# Introduction to R -- data management
# Author: Jake Fisher
# This first lab will focus on how to manage data. We will cover:
# - loading data & objects
# - common data mangement tasks using dplyr & tidyr
# - managing lists
# - functions
##### Loading data & objects #####
# R is an object-oriented language, which puts it somewhere between statistical
# computing languages, like SAS, Stata, or SPSS, and traditional programming
# languages like Python, Java, or C++. we will focus mainly on using R for
# statistical computing.
# Everything in R is saved as an object in your R workspace. For example,
# let's save the number 10 to an object called "a":
a <- 10
# Object names can contain letters, periods, underscores, and numbers. Objects
# can contain almost anything. Let's save a new object:
R.is.free <- "...but you get what you pay for"

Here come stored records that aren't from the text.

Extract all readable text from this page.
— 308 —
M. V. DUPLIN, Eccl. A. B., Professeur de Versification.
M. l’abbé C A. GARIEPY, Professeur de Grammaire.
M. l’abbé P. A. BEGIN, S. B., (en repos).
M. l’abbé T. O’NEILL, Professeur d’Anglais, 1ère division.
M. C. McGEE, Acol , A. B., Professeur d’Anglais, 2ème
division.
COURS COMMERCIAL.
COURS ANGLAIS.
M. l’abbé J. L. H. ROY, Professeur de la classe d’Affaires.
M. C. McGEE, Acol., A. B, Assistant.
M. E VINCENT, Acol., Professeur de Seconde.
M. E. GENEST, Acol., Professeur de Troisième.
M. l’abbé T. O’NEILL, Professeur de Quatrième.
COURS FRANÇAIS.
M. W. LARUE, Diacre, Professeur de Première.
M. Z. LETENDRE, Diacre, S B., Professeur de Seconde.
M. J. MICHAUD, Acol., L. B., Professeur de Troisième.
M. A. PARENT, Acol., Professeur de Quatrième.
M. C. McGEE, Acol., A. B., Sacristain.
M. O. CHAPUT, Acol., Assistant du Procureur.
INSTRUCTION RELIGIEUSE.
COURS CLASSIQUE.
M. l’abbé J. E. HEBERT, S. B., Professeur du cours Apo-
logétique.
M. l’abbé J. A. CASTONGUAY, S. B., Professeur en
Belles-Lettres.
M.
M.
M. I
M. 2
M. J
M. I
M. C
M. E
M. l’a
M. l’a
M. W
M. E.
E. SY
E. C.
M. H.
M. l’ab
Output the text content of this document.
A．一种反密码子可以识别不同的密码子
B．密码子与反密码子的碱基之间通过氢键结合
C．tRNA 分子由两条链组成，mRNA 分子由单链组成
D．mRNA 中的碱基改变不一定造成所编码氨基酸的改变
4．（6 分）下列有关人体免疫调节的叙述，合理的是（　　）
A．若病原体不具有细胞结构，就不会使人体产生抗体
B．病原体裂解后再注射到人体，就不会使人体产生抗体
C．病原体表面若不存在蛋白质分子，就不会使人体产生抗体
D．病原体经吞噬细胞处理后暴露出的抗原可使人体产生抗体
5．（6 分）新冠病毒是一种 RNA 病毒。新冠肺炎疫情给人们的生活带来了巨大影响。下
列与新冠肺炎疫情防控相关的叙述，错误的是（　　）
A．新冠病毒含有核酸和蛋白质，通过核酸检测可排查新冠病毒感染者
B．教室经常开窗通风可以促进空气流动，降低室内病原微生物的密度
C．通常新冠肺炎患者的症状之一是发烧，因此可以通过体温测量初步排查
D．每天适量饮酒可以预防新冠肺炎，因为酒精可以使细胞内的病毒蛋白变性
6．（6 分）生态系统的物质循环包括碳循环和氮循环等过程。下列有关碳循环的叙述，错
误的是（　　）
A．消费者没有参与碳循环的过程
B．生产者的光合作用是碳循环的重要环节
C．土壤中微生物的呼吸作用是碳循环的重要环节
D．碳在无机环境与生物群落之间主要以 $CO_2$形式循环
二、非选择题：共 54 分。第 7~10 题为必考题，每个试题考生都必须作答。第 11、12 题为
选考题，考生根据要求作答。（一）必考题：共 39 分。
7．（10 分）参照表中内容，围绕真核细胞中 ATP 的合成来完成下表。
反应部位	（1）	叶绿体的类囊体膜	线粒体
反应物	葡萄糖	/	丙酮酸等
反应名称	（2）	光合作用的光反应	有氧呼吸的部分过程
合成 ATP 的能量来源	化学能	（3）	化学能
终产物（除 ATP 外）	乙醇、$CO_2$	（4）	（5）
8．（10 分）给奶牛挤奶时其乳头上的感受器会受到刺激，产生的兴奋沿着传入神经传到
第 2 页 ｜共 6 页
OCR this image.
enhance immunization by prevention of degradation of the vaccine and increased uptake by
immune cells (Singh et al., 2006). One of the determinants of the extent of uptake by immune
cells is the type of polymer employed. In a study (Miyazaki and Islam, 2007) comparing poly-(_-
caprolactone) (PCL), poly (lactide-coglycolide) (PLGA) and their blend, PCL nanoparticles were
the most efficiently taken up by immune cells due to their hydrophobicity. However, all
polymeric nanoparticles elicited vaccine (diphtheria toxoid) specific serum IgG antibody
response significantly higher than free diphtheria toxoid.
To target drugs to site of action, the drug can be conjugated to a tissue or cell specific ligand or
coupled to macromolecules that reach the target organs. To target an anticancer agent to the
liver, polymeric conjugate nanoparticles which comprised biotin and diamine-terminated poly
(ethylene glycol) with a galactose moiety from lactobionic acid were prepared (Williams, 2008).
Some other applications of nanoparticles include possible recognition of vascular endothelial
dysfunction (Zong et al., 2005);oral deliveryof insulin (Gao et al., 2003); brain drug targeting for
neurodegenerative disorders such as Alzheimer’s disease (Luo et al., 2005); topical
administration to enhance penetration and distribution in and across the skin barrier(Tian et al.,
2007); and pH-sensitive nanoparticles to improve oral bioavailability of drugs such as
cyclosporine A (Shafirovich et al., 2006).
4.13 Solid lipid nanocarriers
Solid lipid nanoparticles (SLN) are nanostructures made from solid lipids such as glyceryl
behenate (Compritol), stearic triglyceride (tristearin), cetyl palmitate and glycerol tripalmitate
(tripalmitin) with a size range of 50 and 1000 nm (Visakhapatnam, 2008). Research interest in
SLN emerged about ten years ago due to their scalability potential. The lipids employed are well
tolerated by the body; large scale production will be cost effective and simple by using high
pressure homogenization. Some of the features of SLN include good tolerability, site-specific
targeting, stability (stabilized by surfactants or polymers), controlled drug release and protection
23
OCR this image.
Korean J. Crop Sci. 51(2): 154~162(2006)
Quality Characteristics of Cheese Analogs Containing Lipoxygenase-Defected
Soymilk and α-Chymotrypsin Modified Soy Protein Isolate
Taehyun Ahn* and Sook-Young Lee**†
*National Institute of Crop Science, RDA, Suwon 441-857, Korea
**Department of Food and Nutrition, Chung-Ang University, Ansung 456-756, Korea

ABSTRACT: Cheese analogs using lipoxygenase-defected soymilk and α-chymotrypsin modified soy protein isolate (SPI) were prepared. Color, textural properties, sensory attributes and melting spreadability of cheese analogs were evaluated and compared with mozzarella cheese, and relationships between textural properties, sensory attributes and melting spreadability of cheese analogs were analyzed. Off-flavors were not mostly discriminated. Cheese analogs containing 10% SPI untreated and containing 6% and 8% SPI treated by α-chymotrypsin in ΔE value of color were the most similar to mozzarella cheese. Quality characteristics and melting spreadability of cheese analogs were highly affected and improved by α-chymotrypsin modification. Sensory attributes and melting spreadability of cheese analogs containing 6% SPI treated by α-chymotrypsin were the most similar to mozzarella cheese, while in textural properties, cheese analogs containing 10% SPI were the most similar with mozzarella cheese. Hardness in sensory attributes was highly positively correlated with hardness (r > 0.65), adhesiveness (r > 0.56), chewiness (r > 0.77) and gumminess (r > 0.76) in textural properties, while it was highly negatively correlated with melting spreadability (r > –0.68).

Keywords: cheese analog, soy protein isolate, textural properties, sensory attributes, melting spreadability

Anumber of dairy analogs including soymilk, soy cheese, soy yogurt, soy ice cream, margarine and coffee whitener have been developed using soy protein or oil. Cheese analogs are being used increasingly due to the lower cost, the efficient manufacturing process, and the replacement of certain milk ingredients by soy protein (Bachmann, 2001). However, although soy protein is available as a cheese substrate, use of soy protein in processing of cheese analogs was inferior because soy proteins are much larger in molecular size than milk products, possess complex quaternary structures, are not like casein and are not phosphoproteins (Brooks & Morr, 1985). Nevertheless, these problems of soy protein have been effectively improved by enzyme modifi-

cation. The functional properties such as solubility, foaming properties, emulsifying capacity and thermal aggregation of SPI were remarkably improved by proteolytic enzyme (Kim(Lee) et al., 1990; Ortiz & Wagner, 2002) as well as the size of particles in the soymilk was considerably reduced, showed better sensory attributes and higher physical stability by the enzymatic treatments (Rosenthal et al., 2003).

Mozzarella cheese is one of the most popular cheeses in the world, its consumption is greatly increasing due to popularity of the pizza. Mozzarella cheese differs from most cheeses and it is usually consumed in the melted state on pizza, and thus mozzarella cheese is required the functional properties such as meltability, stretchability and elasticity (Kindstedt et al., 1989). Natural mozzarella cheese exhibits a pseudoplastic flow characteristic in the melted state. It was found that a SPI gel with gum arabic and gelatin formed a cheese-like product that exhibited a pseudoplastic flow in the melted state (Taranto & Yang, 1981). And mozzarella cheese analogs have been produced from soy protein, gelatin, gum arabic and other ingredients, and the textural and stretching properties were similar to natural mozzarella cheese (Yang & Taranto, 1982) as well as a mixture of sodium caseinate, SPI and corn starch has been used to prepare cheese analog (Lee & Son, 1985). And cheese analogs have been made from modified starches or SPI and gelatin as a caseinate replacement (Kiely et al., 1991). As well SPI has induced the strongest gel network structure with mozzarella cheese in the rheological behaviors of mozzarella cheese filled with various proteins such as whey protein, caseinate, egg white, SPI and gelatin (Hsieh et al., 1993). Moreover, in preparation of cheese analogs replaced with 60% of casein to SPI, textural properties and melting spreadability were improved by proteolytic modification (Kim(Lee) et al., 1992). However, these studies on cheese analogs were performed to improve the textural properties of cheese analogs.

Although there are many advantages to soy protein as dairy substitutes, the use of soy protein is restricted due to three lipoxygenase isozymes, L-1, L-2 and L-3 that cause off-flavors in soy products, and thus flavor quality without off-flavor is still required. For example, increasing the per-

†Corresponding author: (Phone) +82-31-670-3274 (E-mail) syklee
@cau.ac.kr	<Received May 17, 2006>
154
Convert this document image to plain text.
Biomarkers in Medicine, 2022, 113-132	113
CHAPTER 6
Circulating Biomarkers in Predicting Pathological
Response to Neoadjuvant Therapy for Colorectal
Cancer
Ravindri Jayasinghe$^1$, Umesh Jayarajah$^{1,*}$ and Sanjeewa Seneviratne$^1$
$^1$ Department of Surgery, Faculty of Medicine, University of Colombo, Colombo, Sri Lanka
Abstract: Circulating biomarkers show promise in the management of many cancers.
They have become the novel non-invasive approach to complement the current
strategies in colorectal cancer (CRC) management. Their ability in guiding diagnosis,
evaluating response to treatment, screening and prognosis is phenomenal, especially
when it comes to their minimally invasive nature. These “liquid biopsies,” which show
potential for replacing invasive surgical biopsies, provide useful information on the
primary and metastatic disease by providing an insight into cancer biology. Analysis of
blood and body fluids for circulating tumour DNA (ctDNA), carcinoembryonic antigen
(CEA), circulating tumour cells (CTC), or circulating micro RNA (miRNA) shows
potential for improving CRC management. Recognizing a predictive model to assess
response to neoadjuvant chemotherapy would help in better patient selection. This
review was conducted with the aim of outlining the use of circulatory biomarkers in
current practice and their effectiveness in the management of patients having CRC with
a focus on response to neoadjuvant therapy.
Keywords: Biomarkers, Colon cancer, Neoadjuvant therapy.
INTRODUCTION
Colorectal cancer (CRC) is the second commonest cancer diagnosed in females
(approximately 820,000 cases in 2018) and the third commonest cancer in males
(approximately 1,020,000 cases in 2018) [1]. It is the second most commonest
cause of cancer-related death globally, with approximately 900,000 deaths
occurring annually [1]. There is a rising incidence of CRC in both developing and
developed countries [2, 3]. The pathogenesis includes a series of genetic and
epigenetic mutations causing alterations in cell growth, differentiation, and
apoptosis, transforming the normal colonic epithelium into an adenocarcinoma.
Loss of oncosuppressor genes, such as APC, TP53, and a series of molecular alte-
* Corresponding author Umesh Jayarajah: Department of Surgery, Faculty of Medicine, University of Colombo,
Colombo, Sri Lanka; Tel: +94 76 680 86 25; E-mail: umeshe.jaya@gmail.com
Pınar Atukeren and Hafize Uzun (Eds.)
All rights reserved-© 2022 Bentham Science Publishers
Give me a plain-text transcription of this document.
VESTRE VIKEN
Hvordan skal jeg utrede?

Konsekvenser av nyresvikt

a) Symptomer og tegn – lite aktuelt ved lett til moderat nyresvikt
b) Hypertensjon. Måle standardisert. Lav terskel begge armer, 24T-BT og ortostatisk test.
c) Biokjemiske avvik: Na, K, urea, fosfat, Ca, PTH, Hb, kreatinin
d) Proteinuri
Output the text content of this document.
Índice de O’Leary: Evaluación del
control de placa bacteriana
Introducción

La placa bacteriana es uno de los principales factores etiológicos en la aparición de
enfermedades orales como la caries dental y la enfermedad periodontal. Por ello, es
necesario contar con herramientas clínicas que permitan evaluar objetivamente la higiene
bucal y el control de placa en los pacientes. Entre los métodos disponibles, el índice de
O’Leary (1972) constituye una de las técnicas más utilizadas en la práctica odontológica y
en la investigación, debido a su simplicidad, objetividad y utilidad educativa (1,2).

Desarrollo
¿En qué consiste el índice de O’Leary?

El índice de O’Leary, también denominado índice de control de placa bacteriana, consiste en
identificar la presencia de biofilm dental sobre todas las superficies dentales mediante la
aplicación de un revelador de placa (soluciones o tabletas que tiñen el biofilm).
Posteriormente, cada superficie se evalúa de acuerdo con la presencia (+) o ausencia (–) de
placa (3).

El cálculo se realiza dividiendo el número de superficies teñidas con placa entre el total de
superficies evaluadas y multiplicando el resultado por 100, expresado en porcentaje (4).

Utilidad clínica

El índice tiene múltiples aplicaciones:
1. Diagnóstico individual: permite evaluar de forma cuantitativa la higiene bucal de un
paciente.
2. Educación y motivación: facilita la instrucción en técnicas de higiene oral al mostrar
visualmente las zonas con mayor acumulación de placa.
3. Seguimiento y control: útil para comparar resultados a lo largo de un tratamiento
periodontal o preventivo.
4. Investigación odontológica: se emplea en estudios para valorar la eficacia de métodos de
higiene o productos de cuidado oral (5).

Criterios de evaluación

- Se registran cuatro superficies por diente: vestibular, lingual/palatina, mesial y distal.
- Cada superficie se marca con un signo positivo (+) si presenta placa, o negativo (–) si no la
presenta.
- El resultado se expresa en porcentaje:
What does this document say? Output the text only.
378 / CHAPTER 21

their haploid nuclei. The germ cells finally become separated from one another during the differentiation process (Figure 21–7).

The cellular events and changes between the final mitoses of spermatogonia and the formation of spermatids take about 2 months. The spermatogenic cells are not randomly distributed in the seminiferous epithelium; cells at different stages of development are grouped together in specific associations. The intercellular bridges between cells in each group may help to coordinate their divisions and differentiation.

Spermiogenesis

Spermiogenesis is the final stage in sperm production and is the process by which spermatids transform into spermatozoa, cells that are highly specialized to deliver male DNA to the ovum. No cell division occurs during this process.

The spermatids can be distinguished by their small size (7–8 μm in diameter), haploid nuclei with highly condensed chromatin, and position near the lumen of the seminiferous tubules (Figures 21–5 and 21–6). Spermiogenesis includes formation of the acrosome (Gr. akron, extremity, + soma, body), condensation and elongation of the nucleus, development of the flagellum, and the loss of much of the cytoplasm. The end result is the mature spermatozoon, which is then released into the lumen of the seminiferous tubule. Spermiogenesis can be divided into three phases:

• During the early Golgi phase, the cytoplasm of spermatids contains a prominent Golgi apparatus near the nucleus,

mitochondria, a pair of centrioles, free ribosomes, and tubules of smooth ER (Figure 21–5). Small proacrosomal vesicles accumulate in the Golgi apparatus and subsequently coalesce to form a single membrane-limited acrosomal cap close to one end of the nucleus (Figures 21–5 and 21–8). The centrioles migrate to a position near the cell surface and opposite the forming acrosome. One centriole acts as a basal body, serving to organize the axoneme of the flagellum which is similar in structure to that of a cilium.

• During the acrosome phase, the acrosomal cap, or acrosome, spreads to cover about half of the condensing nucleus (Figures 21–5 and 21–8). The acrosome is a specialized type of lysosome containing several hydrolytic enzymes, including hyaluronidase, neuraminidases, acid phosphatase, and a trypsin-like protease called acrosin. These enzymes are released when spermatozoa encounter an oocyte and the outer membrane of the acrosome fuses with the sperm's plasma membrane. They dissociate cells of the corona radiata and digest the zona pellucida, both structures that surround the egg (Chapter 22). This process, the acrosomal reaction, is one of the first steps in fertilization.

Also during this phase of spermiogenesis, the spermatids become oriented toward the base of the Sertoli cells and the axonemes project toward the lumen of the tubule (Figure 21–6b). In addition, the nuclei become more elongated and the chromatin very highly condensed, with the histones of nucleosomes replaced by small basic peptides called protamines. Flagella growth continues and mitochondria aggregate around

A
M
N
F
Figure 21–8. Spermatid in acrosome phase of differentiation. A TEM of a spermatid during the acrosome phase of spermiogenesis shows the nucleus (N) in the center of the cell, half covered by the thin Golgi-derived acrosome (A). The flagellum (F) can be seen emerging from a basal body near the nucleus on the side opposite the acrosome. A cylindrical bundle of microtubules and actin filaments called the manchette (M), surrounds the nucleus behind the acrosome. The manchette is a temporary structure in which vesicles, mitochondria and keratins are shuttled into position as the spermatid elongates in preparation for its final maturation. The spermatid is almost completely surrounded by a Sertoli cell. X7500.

# Now we've saved a character string to the object R.is.free . We can print
# the value of that object to the screen by typing the name of the object:
R.is.free
# And we can list the objects present in the workspace with ls()
ls()
# We can remove (delete) objects from the workspace with rm()
rm(a)
ls()
# It's usually wise to start your scripts off by clearing out the workspace.
# You do that with the following command:
rm(list = ls()) # Note that we can nest two commands
# For a typical data analysis exercise, we usually use a "data.frame". This
# works like a rectangular dataset that you might see in any other program.
df <- data.frame(x = 1:10, y = 11:20) # 1:10 creates a vector: 1, 2, ..., 10
df
# R holds everything in the workspace in memory (RAM). This is similar to
# Stata, and different from SAS, which reads in rows one at a time. Unlike
# Stata, R can hold multiple datasets in memory at once.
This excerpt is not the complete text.